Weaver is a better than average journeyman pitcher. His record in six seasons is 79 wins and 45 losses, pitching roughly 200 innings each year.
Weaver's agent is Scott Boras. Boras is known as one of the toughest negotiators and fights hard to get his clients more than market value. He always encourages his clients to take the option of waiting for the free-agency period to start negotiating with teams.
The advantage of free-agency negotiations is there is the opportunity to allow multiple teams to compete for the player's services. Typically, the amount of money a player receives goes up during this time period because of the bidding process and teams trying to outbid each other.

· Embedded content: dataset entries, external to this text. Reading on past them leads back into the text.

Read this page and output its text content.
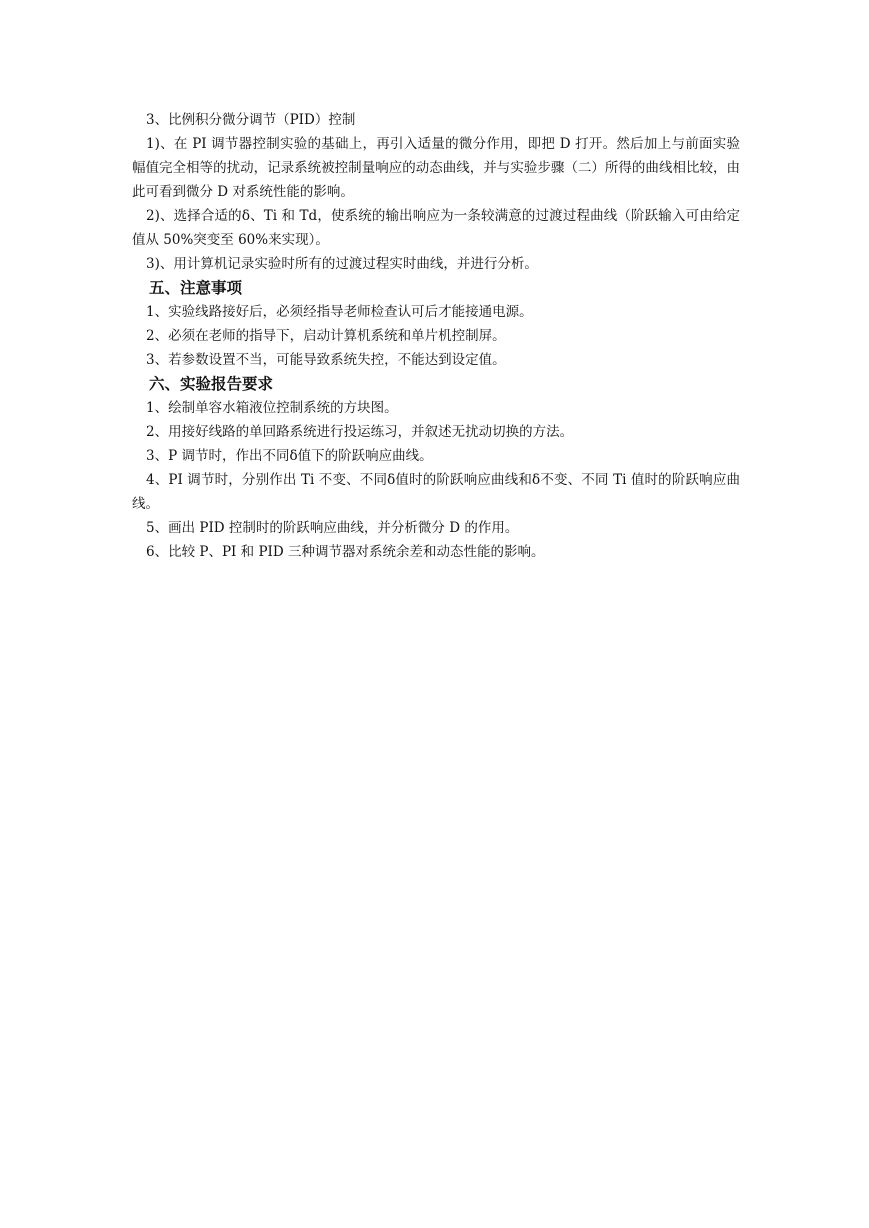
3、比例积分微分调节（PID）控制

1)、在 PI 调节器控制实验的基础上，再引入适量的微分作用，即把 D 打开。然后加上与前面实验幅值完全相等的扰动，记录系统被控制量响应的动态曲线，并与实验步骤（二）所得的曲线相比较，由此可看到微分 D 对系统性能的影响。

2)、选择合适的δ、Ti 和 Td，使系统的输出响应为一条较满意的过渡过程曲线（阶跃输入可由给定值从 50%突变至 60%来实现）。

3)、用计算机记录实验时所有的过渡过程实时曲线，并进行分析。

五、注意事项

1、实验线路接好后，必须经指导老师检查认可后才能接通电源。

2、必须在老师的指导下，启动计算机系统和单片机控制屏。

3、若参数设置不当，可能导致系统失控，不能达到设定值。

六、实验报告要求

1、绘制单容水箱液位控制系统的方块图。

2、用接好线路的单回路系统进行投运练习，并叙述无扰动切换的方法。

3、P 调节时，作出不同δ值下的阶跃响应曲线。

4、PI 调节时，分别作出 Ti 不变、不同δ值时的阶跃响应曲线和δ不变、不同 Ti 值时的阶跃响应曲线。

5、画出 PID 控制时的阶跃响应曲线，并分析微分 D 的作用。

6、比较 P、PI 和 PID 三种调节器对系统余差和动态性能的影响。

When Weaver signed this past week, he was asked by the press why he was signing now, instead of waiting until the end of his other contract. Weaver, from the Southern California area, gave an answer which will endear him to sports fans. "How much more do you need?" he said. The press wrote the story, and he was portrayed as a guy who cares more about loyalty than a few extra millions.
Weaver and his agent may have been projecting ahead. By the time his other contract would have ended, MLB owners would have had their winter meetings and discussed some of the challenges their sport is facing.

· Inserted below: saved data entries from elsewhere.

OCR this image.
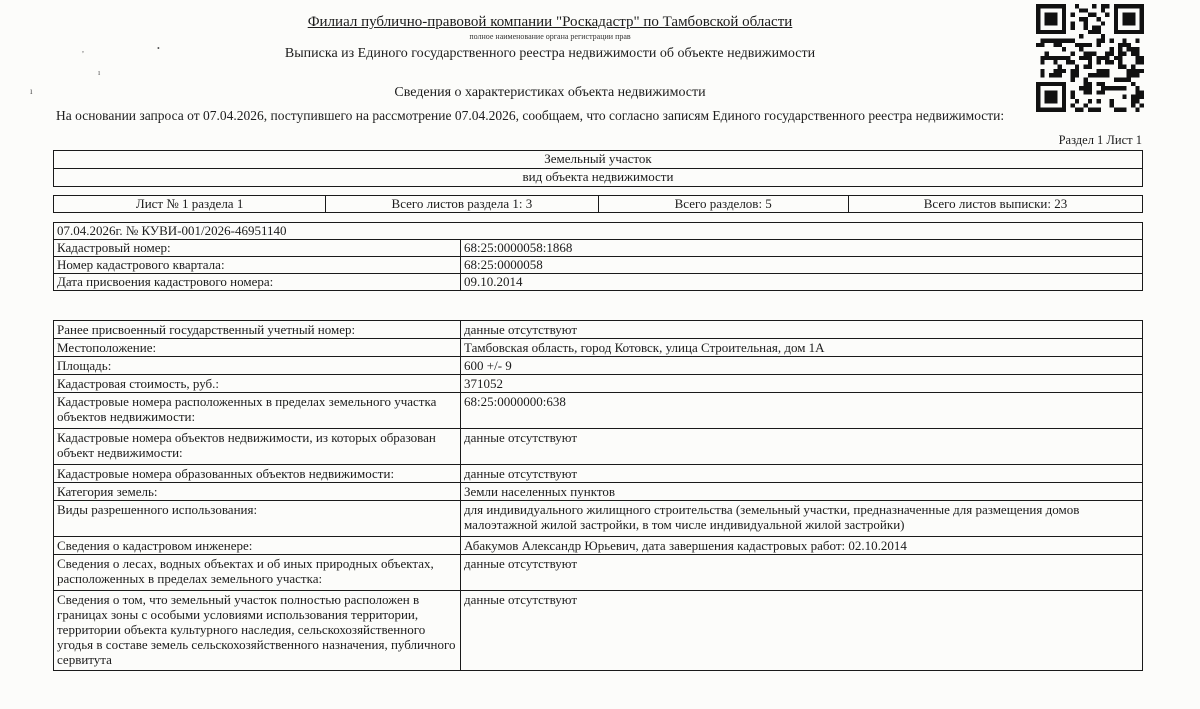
Филиал публично-правовой компании "Роскадастр" по Тамбовской области
полное наименование органа регистрации прав
Выписка из Единого государственного реестра недвижимости об объекте недвижимости
,	•
ı
ı	Сведения о характеристиках объекта недвижимости
На основании запроса от 07.04.2026, поступившего на рассмотрение 07.04.2026, сообщаем, что согласно записям Единого государственного реестра недвижимости:
Раздел 1 Лист 1
Земельный участок
вид объекта недвижимости
Лист № 1 раздела 1	Всего листов раздела 1: 3	Всего разделов: 5	Всего листов выписки: 23
07.04.2026г. № КУВИ-001/2026-46951140	
Кадастровый номер:	68:25:0000058:1868
Номер кадастрового квартала:	68:25:0000058
Дата присвоения кадастрового номера:	09.10.2014
Ранее присвоенный государственный учетный номер:	данные отсутствуют
Местоположение:	Тамбовская область, город Котовск, улица Строительная, дом 1А
Площадь:	600 +/- 9
Кадастровая стоимость, руб.:	371052
Кадастровые номера расположенных в пределах земельного участка объектов недвижимости:	68:25:0000000:638
Кадастровые номера объектов недвижимости, из которых образован объект недвижимости:	данные отсутствуют
Кадастровые номера образованных объектов недвижимости:	данные отсутствуют
Категория земель:	Земли населенных пунктов
Виды разрешенного использования:	для индивидуального жилищного строительства (земельный участки, предназначенные для размещения домов малоэтажной жилой застройки, в том числе индивидуальной жилой застройки)
Сведения о кадастровом инженере:	Абакумов Александр Юрьевич, дата завершения кадастровых работ: 02.10.2014
Сведения о лесах, водных объектах и об иных природных объектах, расположенных в пределах земельного участка:	данные отсутствуют
Сведения о том, что земельный участок полностью расположен в границах зоны с особыми условиями использования территории, территории объекта культурного наследия, сельскохозяйственного угодья в составе земель сельскохозяйственного назначения, публичного сервитута	данные отсутствуют
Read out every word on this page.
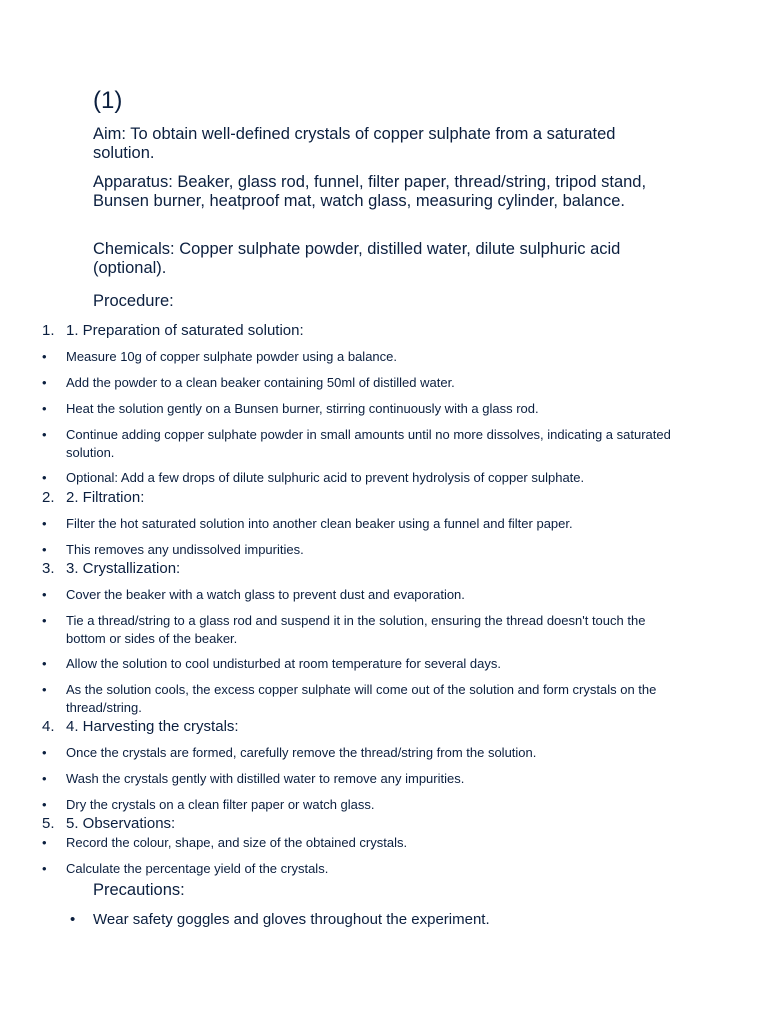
(1)
Aim: To obtain well-defined crystals of copper sulphate from a saturated solution.
Apparatus: Beaker, glass rod, funnel, filter paper, thread/string, tripod stand, Bunsen burner, heatproof mat, watch glass, measuring cylinder, balance.
Chemicals: Copper sulphate powder, distilled water, dilute sulphuric acid (optional).
Procedure:
1. 1. Preparation of saturated solution:
• Measure 10g of copper sulphate powder using a balance.
• Add the powder to a clean beaker containing 50ml of distilled water.
• Heat the solution gently on a Bunsen burner, stirring continuously with a glass rod.
• Continue adding copper sulphate powder in small amounts until no more dissolves, indicating a saturated solution.
• Optional: Add a few drops of dilute sulphuric acid to prevent hydrolysis of copper sulphate.
2. 2. Filtration:
• Filter the hot saturated solution into another clean beaker using a funnel and filter paper.
• This removes any undissolved impurities.
3. 3. Crystallization:
• Cover the beaker with a watch glass to prevent dust and evaporation.
• Tie a thread/string to a glass rod and suspend it in the solution, ensuring the thread doesn't touch the bottom or sides of the beaker.
• Allow the solution to cool undisturbed at room temperature for several days.
• As the solution cools, the excess copper sulphate will come out of the solution and form crystals on the thread/string.
4. 4. Harvesting the crystals:
• Once the crystals are formed, carefully remove the thread/string from the solution.
• Wash the crystals gently with distilled water to remove any impurities.
• Dry the crystals on a clean filter paper or watch glass.
5. 5. Observations:
• Record the colour, shape, and size of the obtained crystals.
• Calculate the percentage yield of the crystals.
Precautions:
• Wear safety goggles and gloves throughout the experiment.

Quite possibly, things will be going so bad for baseball by the end of the 2012 season that major restructuring will need to take place. At the pace they're on now, there is no way baseball can keep making a profit with their ballooned salaries and less general interest in their game.
Soccer is on baseball's heels to replace it as America's summer pastime. Baseball knows this, and knows fundamental change will have to happen in its game. This may include less games per season, less teams and a lot less big-money contracts to average and great ballplayers.
Weaver was smart in his public relations move. He helped himself by looking incredibly loyal to the franchise. Also, it's good for baseball. MLB needs players to stay in the same place for longer and create more harmony because part of the problems in baseball and sports in recent years is the amount of movement to different teams by players.
Weaver is one of the few ballplayers who's been in the league a while and can say he's been with the same team his whole career.
Weaver says he wants to be close to his home. Also, he's right when he says how much more does any person need past $85 million. But, if he was truly loyal, wouldn't he ask for even less, so the Angels organization could go out and sign other big-name guys?
Maybe it's all true, and he is one of those rare athletes who is loyal to his team. He's happy in his situation, and he is just being blunt about his feelings.
He looks great, for sure, in taking less money to stay with the only team he's ever known. But he's even smarter than he looks, because by the time baseball's finances are reviewed for next season and beyond, all players may be playing for less than they thought. Boras knows something is up and probably told his client to take the money while he can.
The U.S. sports spectating landscape is changing drastically. Though subtle at times, there are indications daily.